O zaman "kötü gün" yaşamış sayılacak mıydı Akşener ve arkadaşları?

***

Biz "daha dururken" başka neler olacak?

Kim, ne planlıyor?

Siyaseti "derin" oluşumları kullanarak dizayna kalkışmak karanlık da, "çukur" oluşumları kullanarak dizayna kalkışmak çok mu aydınlık bir Türkiye''nin alameti sanki!

***

"Şu anda evlerinde bizim zorla tuttuğumuz bu ülkenin en az yüzde 50''si var" gibi bir deneyimimiz de bulunmasına rağmen insanın aklı almıyor;

Sade bir siyasi parti genel başkanın ağzından döküldüğü vakit dahi fanatik taraftarları nezdinde şiddete teşvik olarak algılanması işten olmayan, insanda ister istemez "Ya birileri de bu sözlerden cesaret alır da…" diye başlayan envai çeşit kaygıya yol açan bu dil, düşünün ki, aynı zamanda devletin en yetkili kişisi de olan bir siyasi parti genel başkanı tarafından kullanılıyor.

Kimler nelere cüret etmez sırtlarını bu esef verici sözlere dayayarak?

Temsil ettiği makam itibarıyla, sade siyasi rakiplerinin değil bu ülkede yaşayan her bir vatandaşın, canı dahil bütün temel hak ve hürriyetlerinin korunmasından sorumlu olan kişi bile bu hak ve hürriyetlerin cebren çiğnenmesini "ders vermek" olarak yorumlarsa, kimler, ne menem "dersler" vermeye kalkışmaz bundan sonra!

Dehşete kapılmamak için yüz vermiyorum bünyemin "tahmin" gayretine…

***

AK Parti''nin dünkü grup toplantısından sonra Türkiye''nin en önemli sorularından biri bu olmalı bence:

"Daha neler olacak?"

Çünkü; bizi, hepimizin bekasını kapsayacak kadar geniş bir yanıta ulaştıracak  bir soru bu.

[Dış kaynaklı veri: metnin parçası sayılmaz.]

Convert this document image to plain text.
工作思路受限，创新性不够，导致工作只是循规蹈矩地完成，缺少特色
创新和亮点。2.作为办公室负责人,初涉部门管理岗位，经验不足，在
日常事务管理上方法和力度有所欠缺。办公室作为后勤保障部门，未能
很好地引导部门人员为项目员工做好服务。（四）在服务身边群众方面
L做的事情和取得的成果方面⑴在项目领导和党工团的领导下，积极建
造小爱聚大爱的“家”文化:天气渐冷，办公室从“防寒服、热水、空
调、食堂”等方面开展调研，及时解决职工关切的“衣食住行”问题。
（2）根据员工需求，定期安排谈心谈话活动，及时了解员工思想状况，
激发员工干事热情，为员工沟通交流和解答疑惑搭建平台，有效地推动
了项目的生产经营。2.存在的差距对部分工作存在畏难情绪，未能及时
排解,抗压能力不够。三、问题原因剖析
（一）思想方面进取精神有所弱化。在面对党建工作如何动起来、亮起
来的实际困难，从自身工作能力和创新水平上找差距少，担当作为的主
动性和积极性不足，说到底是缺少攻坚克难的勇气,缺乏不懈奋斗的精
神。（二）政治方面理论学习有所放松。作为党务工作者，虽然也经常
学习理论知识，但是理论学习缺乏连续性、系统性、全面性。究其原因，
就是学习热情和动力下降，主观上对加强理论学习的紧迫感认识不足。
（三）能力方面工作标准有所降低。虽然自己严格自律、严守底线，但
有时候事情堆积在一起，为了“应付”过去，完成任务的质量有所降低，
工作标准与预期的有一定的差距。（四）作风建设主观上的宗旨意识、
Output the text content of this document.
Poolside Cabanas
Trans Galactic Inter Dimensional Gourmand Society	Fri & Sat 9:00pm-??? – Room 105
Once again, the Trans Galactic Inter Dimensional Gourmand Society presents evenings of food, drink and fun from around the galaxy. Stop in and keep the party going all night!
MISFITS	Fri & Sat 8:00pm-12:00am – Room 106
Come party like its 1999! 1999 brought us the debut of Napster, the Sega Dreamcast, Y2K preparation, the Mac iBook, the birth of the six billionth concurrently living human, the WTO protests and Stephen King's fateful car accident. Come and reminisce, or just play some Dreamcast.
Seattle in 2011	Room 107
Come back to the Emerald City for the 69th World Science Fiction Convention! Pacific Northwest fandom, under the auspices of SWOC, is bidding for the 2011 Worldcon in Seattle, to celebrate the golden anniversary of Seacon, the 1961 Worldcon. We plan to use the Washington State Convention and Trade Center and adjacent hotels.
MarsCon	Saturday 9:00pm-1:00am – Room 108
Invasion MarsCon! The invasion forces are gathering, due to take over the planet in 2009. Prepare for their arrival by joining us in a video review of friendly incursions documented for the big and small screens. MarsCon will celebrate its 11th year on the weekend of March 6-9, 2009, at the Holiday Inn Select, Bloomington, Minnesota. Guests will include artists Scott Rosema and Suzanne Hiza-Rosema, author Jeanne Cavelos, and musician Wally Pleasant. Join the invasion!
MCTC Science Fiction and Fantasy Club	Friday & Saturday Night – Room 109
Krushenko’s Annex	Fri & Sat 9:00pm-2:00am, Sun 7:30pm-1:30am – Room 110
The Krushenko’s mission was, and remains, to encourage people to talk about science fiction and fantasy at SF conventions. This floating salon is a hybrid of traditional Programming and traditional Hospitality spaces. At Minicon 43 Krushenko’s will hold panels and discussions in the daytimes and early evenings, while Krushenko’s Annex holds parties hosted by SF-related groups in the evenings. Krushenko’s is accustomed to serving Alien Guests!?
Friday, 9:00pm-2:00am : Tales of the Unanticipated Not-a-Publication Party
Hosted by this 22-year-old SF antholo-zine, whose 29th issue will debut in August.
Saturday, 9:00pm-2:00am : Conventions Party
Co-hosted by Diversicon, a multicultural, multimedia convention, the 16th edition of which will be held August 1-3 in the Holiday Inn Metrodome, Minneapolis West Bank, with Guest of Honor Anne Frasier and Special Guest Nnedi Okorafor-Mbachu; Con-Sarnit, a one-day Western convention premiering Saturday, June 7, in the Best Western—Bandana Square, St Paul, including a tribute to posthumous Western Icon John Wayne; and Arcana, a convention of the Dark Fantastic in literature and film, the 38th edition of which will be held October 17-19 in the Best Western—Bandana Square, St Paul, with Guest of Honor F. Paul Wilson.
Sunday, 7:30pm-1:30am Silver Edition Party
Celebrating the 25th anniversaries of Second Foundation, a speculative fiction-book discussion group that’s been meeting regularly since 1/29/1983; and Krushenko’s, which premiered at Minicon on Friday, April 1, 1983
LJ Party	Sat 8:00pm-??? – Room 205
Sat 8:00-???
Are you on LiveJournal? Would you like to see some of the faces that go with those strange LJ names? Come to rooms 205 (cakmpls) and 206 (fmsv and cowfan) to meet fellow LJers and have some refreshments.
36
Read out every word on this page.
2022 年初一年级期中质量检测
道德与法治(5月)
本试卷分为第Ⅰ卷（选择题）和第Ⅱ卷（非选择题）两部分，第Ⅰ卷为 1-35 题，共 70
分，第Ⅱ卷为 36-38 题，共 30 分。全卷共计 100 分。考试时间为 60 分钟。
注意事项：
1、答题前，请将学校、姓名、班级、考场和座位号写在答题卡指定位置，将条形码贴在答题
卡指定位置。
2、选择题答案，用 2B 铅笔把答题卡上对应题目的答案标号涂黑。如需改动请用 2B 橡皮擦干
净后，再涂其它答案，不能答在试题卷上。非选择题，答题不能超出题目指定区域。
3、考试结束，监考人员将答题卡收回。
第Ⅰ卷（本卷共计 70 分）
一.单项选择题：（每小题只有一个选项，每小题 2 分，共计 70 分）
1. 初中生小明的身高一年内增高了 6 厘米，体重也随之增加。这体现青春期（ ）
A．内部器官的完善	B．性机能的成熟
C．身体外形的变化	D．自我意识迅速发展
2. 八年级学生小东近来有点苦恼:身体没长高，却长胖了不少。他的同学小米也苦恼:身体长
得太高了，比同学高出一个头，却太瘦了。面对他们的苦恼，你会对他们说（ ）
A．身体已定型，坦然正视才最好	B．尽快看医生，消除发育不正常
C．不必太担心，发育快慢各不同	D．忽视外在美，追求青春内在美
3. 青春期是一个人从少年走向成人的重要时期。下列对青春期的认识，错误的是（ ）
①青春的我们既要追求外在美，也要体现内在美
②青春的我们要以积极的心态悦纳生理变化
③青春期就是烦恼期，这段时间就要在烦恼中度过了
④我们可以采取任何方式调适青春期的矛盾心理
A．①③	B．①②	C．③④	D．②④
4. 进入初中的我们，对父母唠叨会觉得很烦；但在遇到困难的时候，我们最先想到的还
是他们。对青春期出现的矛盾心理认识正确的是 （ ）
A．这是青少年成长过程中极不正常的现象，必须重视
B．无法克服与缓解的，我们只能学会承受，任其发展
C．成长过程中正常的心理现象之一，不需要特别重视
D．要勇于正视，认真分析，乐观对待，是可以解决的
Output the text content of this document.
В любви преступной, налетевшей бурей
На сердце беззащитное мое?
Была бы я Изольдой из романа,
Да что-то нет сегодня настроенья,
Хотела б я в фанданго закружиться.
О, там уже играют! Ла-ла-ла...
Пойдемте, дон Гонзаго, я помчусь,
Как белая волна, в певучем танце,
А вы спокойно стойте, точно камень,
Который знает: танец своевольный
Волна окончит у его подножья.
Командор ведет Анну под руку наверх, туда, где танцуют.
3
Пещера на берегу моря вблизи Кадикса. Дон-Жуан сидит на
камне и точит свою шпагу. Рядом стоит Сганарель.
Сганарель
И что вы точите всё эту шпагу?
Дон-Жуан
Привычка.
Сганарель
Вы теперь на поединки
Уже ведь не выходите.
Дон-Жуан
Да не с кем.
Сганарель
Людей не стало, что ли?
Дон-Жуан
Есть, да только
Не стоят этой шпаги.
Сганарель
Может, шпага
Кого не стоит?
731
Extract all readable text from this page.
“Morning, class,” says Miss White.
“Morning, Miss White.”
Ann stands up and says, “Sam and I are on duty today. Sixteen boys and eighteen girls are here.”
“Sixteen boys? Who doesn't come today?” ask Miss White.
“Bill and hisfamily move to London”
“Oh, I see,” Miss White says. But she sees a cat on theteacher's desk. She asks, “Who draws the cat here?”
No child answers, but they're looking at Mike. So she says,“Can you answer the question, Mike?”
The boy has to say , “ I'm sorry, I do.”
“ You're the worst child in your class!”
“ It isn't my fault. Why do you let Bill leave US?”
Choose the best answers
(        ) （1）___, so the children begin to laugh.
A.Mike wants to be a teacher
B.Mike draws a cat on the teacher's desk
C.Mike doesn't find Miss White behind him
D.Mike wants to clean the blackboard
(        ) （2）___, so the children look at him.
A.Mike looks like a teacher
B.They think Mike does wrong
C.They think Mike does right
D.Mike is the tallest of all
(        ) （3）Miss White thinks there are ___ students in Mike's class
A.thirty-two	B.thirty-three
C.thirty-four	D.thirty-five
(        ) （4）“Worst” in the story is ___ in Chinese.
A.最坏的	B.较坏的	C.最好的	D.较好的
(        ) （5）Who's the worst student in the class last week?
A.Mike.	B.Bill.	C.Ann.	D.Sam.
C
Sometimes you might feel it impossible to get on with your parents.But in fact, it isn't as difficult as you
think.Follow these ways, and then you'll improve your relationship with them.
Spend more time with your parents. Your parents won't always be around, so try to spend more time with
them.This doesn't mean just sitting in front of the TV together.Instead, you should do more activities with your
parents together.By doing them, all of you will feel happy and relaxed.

Çünkü, Akşener''in yaşadıklarının "daha başlangıç olduğunu", "daha başka şeylerin de olacağını" söyleyen, bunu bir ihtimalden söz eder gibi değil de, haber verir gibi bildirdiği için de o "şeylerin" ne olduğunu bildiği izlenimi uyandıran kişi, sadece herhangi bir siyasi partinin genel başkanı değil, hali hazırda dev bir emniyet teşkilatının da, dev bir ordunun da, dev bir istihbarat teşkilatının da, dev bir yargı örgütlenmesinin de, velhasıl bütün kurumlarıyla devletin de başında bulunan kişi.

***

Bu ahval ve şerait altında, Habertürk bir özel yayın daha yapıp bu defa da devletin başını ekranına çıkarmayı başarırsa, üç saatlik bir yayında gazeteci başına soru sorma süresini öyle bir iki dakikalarla değil 5 saniyeyle dahi sınırlasa yeter de artar sormaya;

- Daha neler olacak?

- Nereden biliyorsunuz?

- Madem biliyorsunuz neden engel olmuyorsunuz?

SORU-YORUM

"Yolsuzlukla mücadele" gibi ulvi gerekçeleri bulunmadığı zaten aşikar olan 17-25 Aralık "iktidar hesaplaşması" bir "kumpas" ise (ki, bir yönüyle elbette öyle), Sedat Peker videoları üzerinden Türkiye''yi hedef alanlar da, AK Parti ve MHP Genel Başkanlarının iddia ettiği gibi aynı "kumpasçılar" ise, bu kumpasa karşı "yanında" olduklarını bildirdikleri Sayın İçişleri Bakanı''nın, 17-25 Aralık''ın sembol metaforlarından "bakan çocuklarının para kasaları"nı doğruladığı sözleri ne?

Kafalar, "Bay Meral" hitabının işaret ettiğinden de fazla karışık olabilir mi?